Прошло уже так много времени, когда я чувствовал себя подобно трусу.

Но, это блаженство. Этот момент длится долго – иллюзия – иллюзия силы. Покинуть постель и помыться – это маленькая победа. Медики обернули мою травмированную руку во что-то из пластика, специально для душа, и я, наконец, чувствую себя достаточно хорошо, чтобы стоять самостоятельно. Тошнота прошла, головокружение прекратилось. Я должен уже, наконец, мыслить ясно, и все же то, что касается выбора, продолжает быть запутанным.

Я заставил себя не думать о ней, и все же начинаю понимать, что я все еще недостаточно силен; не всегда, но особенно в те моменты, когда ищу её. Это стало физически невозможным.

Сегодня я должен вернуться в её комнату.

Мне нужно найти её вещи, любые подсказки, которые помогут мне в её поисках. Койки и шкафчики Кента и Кишимото уже были разобраны; ничего компрометирующего не было найдено. Но я приказал своим людям покинуть её комнату – Джульетты. Никому, кроме меня, не разрешается возвращается в то помещение. Пока я не взглянул на все сам – нет.

И, по словам моего отца это – моя первая задача.

 

- На этом все, Дэлалью. Я дам знать, если мне понадобится помощь.

В последнее время он следовал за мной чаще, чем обычно. По всей видимости, он приехал, чтобы проверить меня, когда я не показался на собрании два дня назад, и был в бреду и слегка не в себе. Каким-то образом ему удалось принять всю вину на себя.
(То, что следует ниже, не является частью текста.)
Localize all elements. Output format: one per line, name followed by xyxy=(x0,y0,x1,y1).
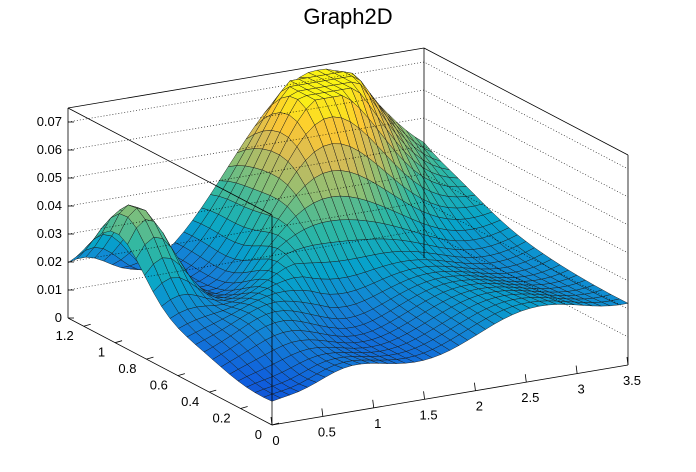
x-tick xyxy=(626,356,629,366)
axes: 0 0.01 0.02 0.03 0.04 0.05 0.06 0.07 0 0.2 0.4 0.6 0… xyxy=(37,114,641,448)
y-tick xyxy=(240,406,248,409)
x-tick xyxy=(372,399,375,408)
x-tick xyxy=(423,391,425,400)
z-tick-label: 0.03 xyxy=(37,226,62,241)
z-tick-label: 0.04 xyxy=(37,198,62,213)
x-tick xyxy=(270,416,273,426)
z-gridline xyxy=(67,145,629,254)
z-gridlines xyxy=(67,61,629,338)
y-tick-label: 0.2 xyxy=(213,411,231,426)
y-tick xyxy=(177,373,185,376)
y-tick xyxy=(209,389,217,393)
z-gridline xyxy=(67,229,629,338)
z-gridline xyxy=(67,61,629,170)
z-gridline xyxy=(67,117,629,226)
x-tick-label: 0 xyxy=(272,433,279,448)
surface-mesh xyxy=(67,68,629,402)
x-tick xyxy=(575,365,578,374)
z-gridline xyxy=(67,173,629,282)
surface-cell xyxy=(609,298,629,306)
z-tick-label: 0.02 xyxy=(37,254,62,269)
y-tick-label: 0 xyxy=(255,427,262,442)
y-tick-label: 1 xyxy=(98,345,105,360)
z-tick-label: 0.06 xyxy=(37,142,62,157)
y-tick xyxy=(146,356,154,360)
chart-title: Graph2D xyxy=(303,4,393,29)
y-tick xyxy=(114,340,123,344)
box-edge xyxy=(67,107,273,216)
z-gridline xyxy=(67,201,629,310)
box-edge xyxy=(67,47,425,109)
y-tick-label: 0.6 xyxy=(150,378,168,393)
x-tick-label: 0.5 xyxy=(318,424,336,439)
x-tick xyxy=(474,382,476,391)
x-tick xyxy=(321,408,324,417)
x-tick-label: 3 xyxy=(578,382,585,397)
z-tick-label: 0.01 xyxy=(37,282,62,297)
z-tick-label: 0 xyxy=(55,310,62,325)
y-tick xyxy=(271,422,280,426)
x-tick-label: 1 xyxy=(374,416,381,431)
y-tick xyxy=(83,323,91,327)
box-edge xyxy=(67,317,273,426)
z-tick-label: 0.05 xyxy=(37,170,62,185)
x-tick-label: 1.5 xyxy=(420,407,438,422)
z-gridline xyxy=(67,89,629,198)
x-tick-label: 2.5 xyxy=(521,390,539,405)
x-tick-label: 2 xyxy=(476,399,483,414)
x-tick xyxy=(524,374,527,383)
y-tick-label: 1.2 xyxy=(56,328,74,343)
plot-box xyxy=(67,47,629,426)
y-tick-label: 0.4 xyxy=(181,394,199,409)
box-edge xyxy=(271,364,629,426)
z-tick-label: 0.07 xyxy=(37,114,62,129)
y-tick-label: 0.8 xyxy=(118,361,136,376)
box-edge xyxy=(423,47,629,156)
x-tick-label: 3.5 xyxy=(623,373,641,388)
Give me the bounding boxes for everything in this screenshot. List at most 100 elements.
Если б это был кто-либо другой, мне пришлось бы понизить его в должности.

- Да, сэр. Мне очень жаль, сэр. Пожалуйста, простите меня, я никогда не намеревался доставить вам дополнительные проблемы…

- Вам ничего не угрожает от меня, Лейтенант.

- Мне очень жаль, сэр, - его плечи опускаются, голова склоняется.

Его извинения ставят меня в неловкое положение.

- Сделайте так, чтобы войска повторно собрались ровно в 13:00. Мне нужно обратиться к ним по поводу недавних событий.

- Да, сэр, - шепчет он, кивает, не поднимая головы.

- Ты свободен.

- Сэр, - он бросает свое приветствие и исчезает. Я остался один, стоя перед ее дверью.

 

Забавно, что я так привык к нахождению ее здесь; как это дало мне странное чувство комфорта, знать, что она живет в том же здании. Ее присутствие на базе изменило все во мне; те недели, когда она жила здесь, стали для меня впервые приятными для проживания в этих кварталах. Я с нетерпением ждал проявления ее характера. Ждал ее истерики. Ее смешных аргументов. Мне хотелось, чтобы она кричала на меня; я бы ее даже поздравил, если бы она ударила меня по лицу. Я всегда давил на нее, играя с ее собственными эмоциями. Я хотел встретиться с настоящей девушкой, пойманной в ловушку из-за страха. Мне хотелось, чтобы она, наконец, вырвалась из собственных тщательно построенных ограничений.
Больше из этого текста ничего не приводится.